According to Simbi Wabote, executive secretary of the Nigerian Content Development and Monitoring Board (NCDMB), Nigeria now keeps $7 billion out of the $21 billion it spends on the oil and gas sector each year.

On the sixth anniversary of his initial appointment as the Executive Secretary of the Board, the head of the NCDMB revealed this in a speech. He noted that the capacity of the Nigerian sector had been roughly 3% prior to the establishment of the Board in 2010.

“The yearly spend before now in the industry was $21 billion year-on-year. So, today, we have clawed back $7 billion of industry spending into the country every year. A typical example is the Egina project. Egina which is almost $21 billion, majority of the fabrication was done in-country including topside integration, which was never done in Africa,” he said.
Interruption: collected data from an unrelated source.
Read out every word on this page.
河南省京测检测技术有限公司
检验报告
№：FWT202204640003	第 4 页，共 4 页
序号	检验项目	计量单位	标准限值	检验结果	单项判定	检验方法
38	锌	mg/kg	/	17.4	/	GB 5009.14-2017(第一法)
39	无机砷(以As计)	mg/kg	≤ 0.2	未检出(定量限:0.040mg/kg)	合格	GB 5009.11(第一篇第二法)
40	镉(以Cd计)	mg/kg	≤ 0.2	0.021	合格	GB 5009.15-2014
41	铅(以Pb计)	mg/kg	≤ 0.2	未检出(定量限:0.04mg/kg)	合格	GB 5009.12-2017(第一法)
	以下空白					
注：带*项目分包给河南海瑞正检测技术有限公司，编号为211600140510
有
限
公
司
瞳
He added that the Board aimed to get $14 billion by 2027, saying: “The truth is, you cannot achieve 100 per cent Local Content. It is not possible because you also have to depend on a lot of countries in terms of intellectual property rights, and you cannot manufacture everything. So, the 30 per cent we are leaving is for what we get outside. What used to happen was that 95 per cent of everything was done outside this country.

“The $7 billion is not the foreign direct investment (FDI). It is different. What we have done is that we have retained that $7 billion in the country. What FDI in the oil and gas industry has attracted in that period is almost $60 billion. The retention is about $7 billion year-on-year in terms of the $21 billion that you spend in the industry. So, it’s important to differentiate these two things.”

The head of the NCDMB went on to say that although the seven ministerial regulations presented to the Board by the Minister of State for Petroleum Resources were not entirely new, they were largely created to encourage the adoption and compliance with local content requirements.

“The regulations only try to address some of the lacunae that we saw within the NOGICD Act. An example of such a lacuna is the process of prosecution. If you look at the Act itself, it says that, upon conviction, the decision is to cancel the project or to fine the culprit as it were. But when you look at the word, ‘upon conviction’, which means you have to go through the court processes and that will take an eternity to get a conviction of any culprit who has breached the provisions of the Act. So what the regulation did was come up with administrative sanctions as a way of ameliorating the legal process to get a conviction. So most of the regulations are not new,” he stated.

Wabote made a suggestion that the oil and gas business should actively include the insurance sector in providing the needed insurance.